My fear with FM26 is that they appear to be focusing on graphics and porting the "full" experience to more systems right now, rather than making major improvements to the above points.
They could argue that, with the switch to Unity out of the way, there will be more evolution next year... but I still need a reason to play this year's game over a fully-modded FM24, beyond the "incredible graphics upgrade" (if your players are all the same height, that argument is null and void IMO).
EDIT 1: The challenge of representing real-life in a UI is also interesting to me - Miles is right that football managers don't use emails with their staff to communicate, and that it's a bit silly to pretend they do, but it seems they found it impossible to implement an intuitive replacement for that setup.
I find that a really interesting thought experiment, and they're between a rock and a hard place with stuff like this. Change it from an "email" to a "word with your staff" that's just words in a box, and it's identical to what it was before - change it to 3D talking heads and it's going to take an age to play the game.
Plus, change it too little and everyone will say "it's the same as before, rip-off", change it entirely and "it doesn't feel like Football Manager any more", with the latter being crucial.

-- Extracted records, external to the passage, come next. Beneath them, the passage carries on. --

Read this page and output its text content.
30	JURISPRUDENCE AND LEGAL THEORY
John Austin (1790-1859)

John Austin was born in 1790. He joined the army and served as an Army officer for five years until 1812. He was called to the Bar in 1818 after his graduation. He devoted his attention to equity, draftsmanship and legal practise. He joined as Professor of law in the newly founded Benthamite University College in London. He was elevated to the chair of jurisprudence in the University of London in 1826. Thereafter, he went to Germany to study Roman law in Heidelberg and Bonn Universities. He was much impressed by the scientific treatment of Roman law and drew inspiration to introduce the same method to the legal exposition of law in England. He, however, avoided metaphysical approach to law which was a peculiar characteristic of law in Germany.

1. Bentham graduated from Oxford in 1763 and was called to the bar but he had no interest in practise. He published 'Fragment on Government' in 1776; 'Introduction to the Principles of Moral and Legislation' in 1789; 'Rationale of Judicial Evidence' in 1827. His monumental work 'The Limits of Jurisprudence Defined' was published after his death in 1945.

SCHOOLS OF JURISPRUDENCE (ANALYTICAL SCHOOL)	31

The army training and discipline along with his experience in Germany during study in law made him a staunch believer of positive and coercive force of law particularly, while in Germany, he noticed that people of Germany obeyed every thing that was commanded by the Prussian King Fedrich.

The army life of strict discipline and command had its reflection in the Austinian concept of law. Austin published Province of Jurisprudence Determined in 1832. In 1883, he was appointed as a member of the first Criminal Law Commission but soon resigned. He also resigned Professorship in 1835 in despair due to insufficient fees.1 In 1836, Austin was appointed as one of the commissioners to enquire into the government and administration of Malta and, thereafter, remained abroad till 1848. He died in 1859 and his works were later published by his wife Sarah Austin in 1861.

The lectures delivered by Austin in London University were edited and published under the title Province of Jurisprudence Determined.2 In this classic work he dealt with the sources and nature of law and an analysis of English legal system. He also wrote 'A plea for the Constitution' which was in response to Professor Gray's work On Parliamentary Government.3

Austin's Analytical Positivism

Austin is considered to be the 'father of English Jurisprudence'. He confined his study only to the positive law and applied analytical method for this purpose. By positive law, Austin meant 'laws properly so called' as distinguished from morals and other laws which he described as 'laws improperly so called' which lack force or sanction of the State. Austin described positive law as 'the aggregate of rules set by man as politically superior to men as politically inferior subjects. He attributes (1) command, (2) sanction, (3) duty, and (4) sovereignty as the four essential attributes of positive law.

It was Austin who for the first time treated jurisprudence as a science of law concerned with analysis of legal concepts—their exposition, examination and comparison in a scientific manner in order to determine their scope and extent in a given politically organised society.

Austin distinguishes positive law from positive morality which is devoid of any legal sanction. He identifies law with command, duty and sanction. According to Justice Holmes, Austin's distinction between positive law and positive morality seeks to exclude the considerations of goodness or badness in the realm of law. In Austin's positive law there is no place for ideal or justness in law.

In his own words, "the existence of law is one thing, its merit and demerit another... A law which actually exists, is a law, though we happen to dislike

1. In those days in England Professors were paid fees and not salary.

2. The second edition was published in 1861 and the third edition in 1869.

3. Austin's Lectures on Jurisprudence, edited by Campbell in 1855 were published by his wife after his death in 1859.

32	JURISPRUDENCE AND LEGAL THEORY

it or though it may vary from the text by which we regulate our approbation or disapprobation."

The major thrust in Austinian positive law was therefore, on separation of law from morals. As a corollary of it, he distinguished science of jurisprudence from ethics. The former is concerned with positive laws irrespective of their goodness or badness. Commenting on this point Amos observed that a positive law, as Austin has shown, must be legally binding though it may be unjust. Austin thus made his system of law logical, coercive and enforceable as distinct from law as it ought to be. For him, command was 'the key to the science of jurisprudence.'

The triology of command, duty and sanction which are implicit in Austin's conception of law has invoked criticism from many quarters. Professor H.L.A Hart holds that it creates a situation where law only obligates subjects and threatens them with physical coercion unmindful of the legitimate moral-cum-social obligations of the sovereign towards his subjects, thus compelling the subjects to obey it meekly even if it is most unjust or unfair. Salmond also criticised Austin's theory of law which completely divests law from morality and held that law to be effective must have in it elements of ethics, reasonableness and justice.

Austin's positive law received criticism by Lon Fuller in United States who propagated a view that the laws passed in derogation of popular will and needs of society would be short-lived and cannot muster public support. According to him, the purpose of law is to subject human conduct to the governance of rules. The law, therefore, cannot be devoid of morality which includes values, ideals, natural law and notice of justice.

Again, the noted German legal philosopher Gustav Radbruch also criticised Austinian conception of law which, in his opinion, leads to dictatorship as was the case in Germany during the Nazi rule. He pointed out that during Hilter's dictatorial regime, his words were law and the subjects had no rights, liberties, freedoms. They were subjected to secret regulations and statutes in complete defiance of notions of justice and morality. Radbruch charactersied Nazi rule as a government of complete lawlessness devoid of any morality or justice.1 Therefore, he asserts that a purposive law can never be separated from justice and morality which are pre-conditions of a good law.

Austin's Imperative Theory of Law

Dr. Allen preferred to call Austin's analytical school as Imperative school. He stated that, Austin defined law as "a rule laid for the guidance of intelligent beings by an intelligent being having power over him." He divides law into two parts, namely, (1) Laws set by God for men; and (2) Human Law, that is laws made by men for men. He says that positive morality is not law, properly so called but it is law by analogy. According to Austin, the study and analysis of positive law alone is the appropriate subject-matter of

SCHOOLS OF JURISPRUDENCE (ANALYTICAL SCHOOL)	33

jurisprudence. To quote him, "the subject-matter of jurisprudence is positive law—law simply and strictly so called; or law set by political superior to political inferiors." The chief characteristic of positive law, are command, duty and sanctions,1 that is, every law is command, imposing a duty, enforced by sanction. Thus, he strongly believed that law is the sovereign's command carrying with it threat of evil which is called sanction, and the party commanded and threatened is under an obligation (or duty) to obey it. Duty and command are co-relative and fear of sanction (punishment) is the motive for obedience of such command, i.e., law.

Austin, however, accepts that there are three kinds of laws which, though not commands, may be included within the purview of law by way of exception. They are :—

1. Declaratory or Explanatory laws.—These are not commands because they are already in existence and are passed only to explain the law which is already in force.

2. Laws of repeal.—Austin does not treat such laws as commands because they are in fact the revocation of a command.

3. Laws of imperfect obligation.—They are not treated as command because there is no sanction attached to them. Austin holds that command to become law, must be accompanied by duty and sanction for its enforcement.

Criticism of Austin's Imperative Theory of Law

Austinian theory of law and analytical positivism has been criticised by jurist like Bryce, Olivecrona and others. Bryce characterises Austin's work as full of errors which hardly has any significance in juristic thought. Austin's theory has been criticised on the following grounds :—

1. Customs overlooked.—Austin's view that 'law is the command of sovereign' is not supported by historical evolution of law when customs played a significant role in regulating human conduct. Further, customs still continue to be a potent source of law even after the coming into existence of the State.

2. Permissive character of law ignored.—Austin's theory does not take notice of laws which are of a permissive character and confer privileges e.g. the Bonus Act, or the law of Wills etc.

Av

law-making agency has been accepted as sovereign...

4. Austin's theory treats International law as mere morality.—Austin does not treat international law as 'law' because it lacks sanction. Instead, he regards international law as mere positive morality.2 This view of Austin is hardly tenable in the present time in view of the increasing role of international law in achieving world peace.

I don't envy Miles. (Well, I do - he gets to play Football Manager for a living.

)
We all know what that "Football Manager feel" is, and if it strays from that and becomes more like one of its crappy clones... It'd bomb. It must be hard.
EDIT 2: Just realised that applies to player attributes as well.
Really, it's a silly system - managers don't buy players by looking at what their "tackling attribute" is.
But how do you swap to something else without ruining the game and the "Football Manager feel", really?
There are
skins like this that replace attributes with much more barebones "dots" or bars - which are probably more realistic (certainly more challenging):
...but it requires so much extra work to compare players (i.e. you can judge "tackling 15 vs 18" at a glance, whereas "green dot vs green dot" requires you to then look at the player's match statistics, which is more difficult to interpret fairly).
It's rare for me to think realism ruins a game, but in this instance, I think it really does ruin the FM "feel". So then, does the game have to be the same forever?